As high-voltage lines got loose and whipped around, striking the metal tower, molten aluminum and metal sprayed across tinder dry vegetation, igniting the brush. Arriving firefighters could only watch as the blaze underneath the power lines quickly spread to wild timber and brush.

That’s the horror story about the ignition of the Camp Fire that attorneys, sources and experts have begun to construct after visiting the tower and reviewing records, fire transmissions and other data.

Now a month after the blaze first roared to life along the North Fork of the Feather River, near the resort town of Pulga, sources familiar with a Cal Fire probe say investigators are zeroing in on this “transpositional” tower that helps switch power among transmission lines on the Caribou-Palermo circuit, originally built in 1919. The focus is on whether a tiny O-ring that holds up rows of disc-shaped insulators, or possibly fatigued steel from one of the tower’s arms, caused the accident.

The orange arrows in this photo point to a missing arm of the transmission tower damaged at the Camp Fire origin after it was removed by Cal Fire for evidence. The red arrows point to the remnants of “jumper cables,” which transfer power from line to another. (Courtesy of Dario de Ghetaldi) 

“It’s there that the likely (O-ring) connection failed,” said Dario de Ghetaldi, an attorney suing PG&E on behalf of dozens of residents who lost their homes in the Camp Fire. “It could also be corrosion on the support extension. This is high in the mountains, you get very strong winds and they had extreme winds that night.”

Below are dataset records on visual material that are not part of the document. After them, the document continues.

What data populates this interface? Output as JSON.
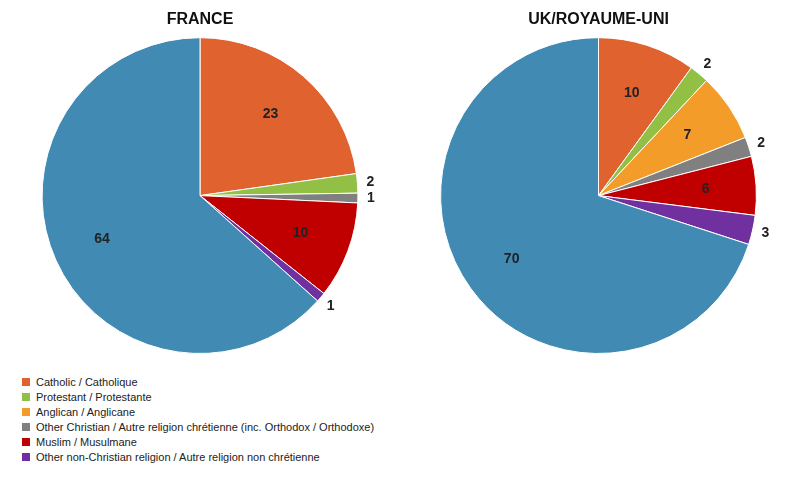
{
  "chart_data": [
    {
      "type": "pie",
      "title": "FRANCE",
      "categories": [
        "Catholic / Catholique",
        "Protestant / Protestante",
        "Other Christian / Autre religion chrétienne (inc. Orthodox / Orthodoxe)",
        "Muslim / Musulmane",
        "Other non-Christian religion / Autre religion non chrétienne",
        null
      ],
      "values": [
        23,
        2,
        1,
        10,
        1,
        64
      ],
      "colors": [
        "#e0622f",
        "#92c044",
        "#808080",
        "#c00000",
        "#7030a0",
        "#418ab3"
      ],
      "data_labels": true,
      "legend": "bottom"
    },
    {
      "type": "pie",
      "title": "UK/ROYAUME-UNI",
      "categories": [
        "Catholic / Catholique",
        "Protestant / Protestante",
        "Anglican / Anglicane",
        "Other Christian / Autre religion chrétienne (inc. Orthodox / Orthodoxe)",
        "Muslim / Musulmane",
        "Other non-Christian religion / Autre religion non chrétienne",
        null
      ],
      "values": [
        10,
        2,
        7,
        2,
        6,
        3,
        70
      ],
      "colors": [
        "#e0622f",
        "#92c044",
        "#f39c2a",
        "#808080",
        "#c00000",
        "#7030a0",
        "#418ab3"
      ],
      "data_labels": true,
      "legend": "bottom"
    }
  ]
}
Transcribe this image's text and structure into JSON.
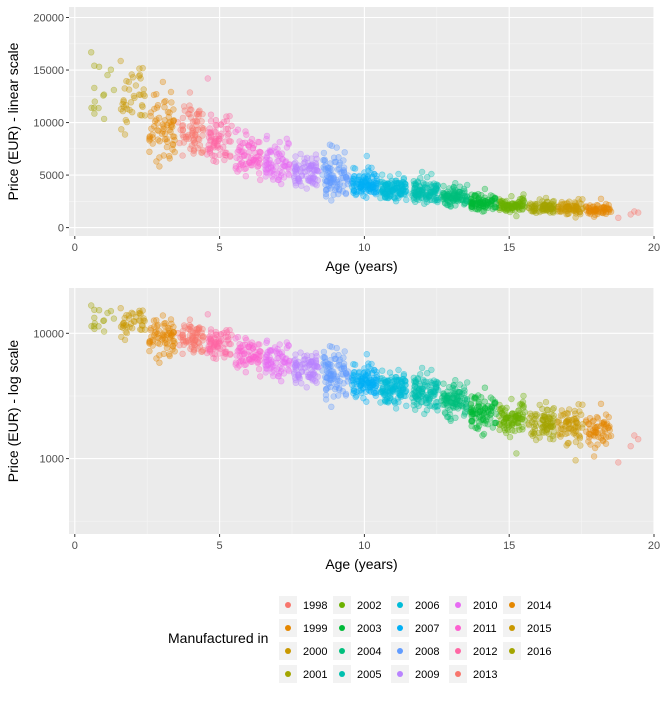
{
  "chart_data": [
    {
      "type": "scatter",
      "xlabel": "Age (years)",
      "ylabel": "Price (EUR) - linear scale",
      "xlim": [
        -0.2,
        20.0
      ],
      "ylim": [
        -800,
        21000
      ],
      "x_ticks": [
        0,
        5,
        10,
        15,
        20
      ],
      "y_ticks": [
        0,
        5000,
        10000,
        15000,
        20000
      ],
      "y_scale": "linear",
      "grid": true
    },
    {
      "type": "scatter",
      "xlabel": "Age (years)",
      "ylabel": "Price (EUR) - log scale",
      "xlim": [
        -0.2,
        20.0
      ],
      "ylim": [
        250,
        23000
      ],
      "x_ticks": [
        0,
        5,
        10,
        15,
        20
      ],
      "y_ticks": [
        1000,
        10000
      ],
      "y_scale": "log",
      "grid": true
    }
  ],
  "series": [
    {
      "name": "1998",
      "color": "#F8766D",
      "age": 19.2,
      "median": 1450,
      "count": 4
    },
    {
      "name": "1999",
      "color": "#E58700",
      "age": 18.1,
      "median": 1700,
      "count": 60
    },
    {
      "name": "2000",
      "color": "#C99800",
      "age": 17.1,
      "median": 1850,
      "count": 70
    },
    {
      "name": "2001",
      "color": "#A3A500",
      "age": 16.1,
      "median": 1950,
      "count": 80
    },
    {
      "name": "2002",
      "color": "#6BB100",
      "age": 15.1,
      "median": 2150,
      "count": 90
    },
    {
      "name": "2003",
      "color": "#00BA38",
      "age": 14.1,
      "median": 2350,
      "count": 90
    },
    {
      "name": "2004",
      "color": "#00BF7D",
      "age": 13.1,
      "median": 2900,
      "count": 100
    },
    {
      "name": "2005",
      "color": "#00C0AF",
      "age": 12.1,
      "median": 3400,
      "count": 110
    },
    {
      "name": "2006",
      "color": "#00BCD8",
      "age": 11.0,
      "median": 3700,
      "count": 120
    },
    {
      "name": "2007",
      "color": "#00B0F6",
      "age": 10.0,
      "median": 4100,
      "count": 110
    },
    {
      "name": "2008",
      "color": "#619CFF",
      "age": 9.0,
      "median": 4800,
      "count": 90
    },
    {
      "name": "2009",
      "color": "#B983FF",
      "age": 8.0,
      "median": 5200,
      "count": 80
    },
    {
      "name": "2010",
      "color": "#E76BF3",
      "age": 7.0,
      "median": 5900,
      "count": 70
    },
    {
      "name": "2011",
      "color": "#FD61D1",
      "age": 6.0,
      "median": 6900,
      "count": 70
    },
    {
      "name": "2012",
      "color": "#FF67A4",
      "age": 5.0,
      "median": 8200,
      "count": 70
    },
    {
      "name": "2013",
      "color": "#F8766D",
      "age": 4.0,
      "median": 9100,
      "count": 70
    },
    {
      "name": "2014",
      "color": "#E58700",
      "age": 3.0,
      "median": 9600,
      "count": 70
    },
    {
      "name": "2015",
      "color": "#C99800",
      "age": 2.0,
      "median": 12200,
      "count": 40
    },
    {
      "name": "2016",
      "color": "#A3A500",
      "age": 1.0,
      "median": 13300,
      "count": 15
    }
  ],
  "legend": {
    "title": "Manufactured in",
    "position": "bottom",
    "columns": [
      [
        {
          "label": "1998",
          "color": "#F8766D"
        },
        {
          "label": "1999",
          "color": "#E58700"
        },
        {
          "label": "2000",
          "color": "#C99800"
        },
        {
          "label": "2001",
          "color": "#A3A500"
        }
      ],
      [
        {
          "label": "2002",
          "color": "#6BB100"
        },
        {
          "label": "2003",
          "color": "#00BA38"
        },
        {
          "label": "2004",
          "color": "#00BF7D"
        },
        {
          "label": "2005",
          "color": "#00C0AF"
        }
      ],
      [
        {
          "label": "2006",
          "color": "#00BCD8"
        },
        {
          "label": "2007",
          "color": "#00B0F6"
        },
        {
          "label": "2008",
          "color": "#619CFF"
        },
        {
          "label": "2009",
          "color": "#B983FF"
        }
      ],
      [
        {
          "label": "2010",
          "color": "#E76BF3"
        },
        {
          "label": "2011",
          "color": "#FD61D1"
        },
        {
          "label": "2012",
          "color": "#FF67A4"
        },
        {
          "label": "2013",
          "color": "#F8766D"
        }
      ],
      [
        {
          "label": "2014",
          "color": "#E58700"
        },
        {
          "label": "2015",
          "color": "#C99800"
        },
        {
          "label": "2016",
          "color": "#A3A500"
        }
      ]
    ]
  }
}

PG&E has reported to state regulators that at 6:15 a.m. Nov. 8, a 115,000-volt transmission line malfunctioned. About 15 minutes later, fire radio transmissions indicate someone at Poe Dam, a little more than 1,000 feet away from the tower and down a steep canyon wall, reported the fire underneath the power lines amid high winds.

Within hours, the town of Paradise was nearly wiped off the map. At least 85 people died in the fire, and it’s destroyed more structures than any other wildfire in this flammable state’s history.